In the years leading up to Bed, Bath and Beyond’s recent bankruptcy filing, its senior executives executed over $11 billion worth of stock buybacks — money that could have kept the company afloat and kept people employed in stores across the nation — had it not ended up in the pockets of these corporate predators. As I lay out in my book The Hidden History of Neoliberalism: How Reaganism Gutted America, we have a lot of work ahead of us to undo the damage caused by Reagan’s policies that are still with us today.
— Senator Dick Durban says a SCOTUS ethics overhaul is coming. After the Chairman of the Senate Judiciary Committee politely asked Supreme Court Chief Justice John Roberts to come testify about the ethics challenges being revealed on the Court, Roberts essentially told him to go screw himself. He was so arrogant and dismissive of Congress that he didn’t even bother to address Durban’s questions in his response.

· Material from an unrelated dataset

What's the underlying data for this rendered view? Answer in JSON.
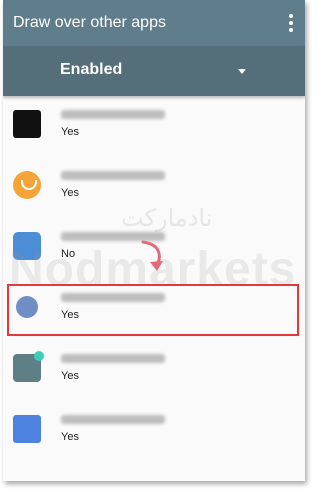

There have now been multiple credible allegations laid out against Roberts himself, his wife (and her $10 million in commissions), Clarence Thomas, his wife (and her role in January 6th), Sam Alito, Neil Gorsuch, and Bret “Beerbong” Kavanaugh. While it’s extremely unlikely Congress will do anything about this as long as Republicans control the House of Representatives, if somebody could give a courage transplant to Merrick Garland the FBI and the Justice Department should — at the very least — look into Clarence Thomas’s and his wife’s allegedly criminal behavior attempting to overthrow the legitimate government of the United States.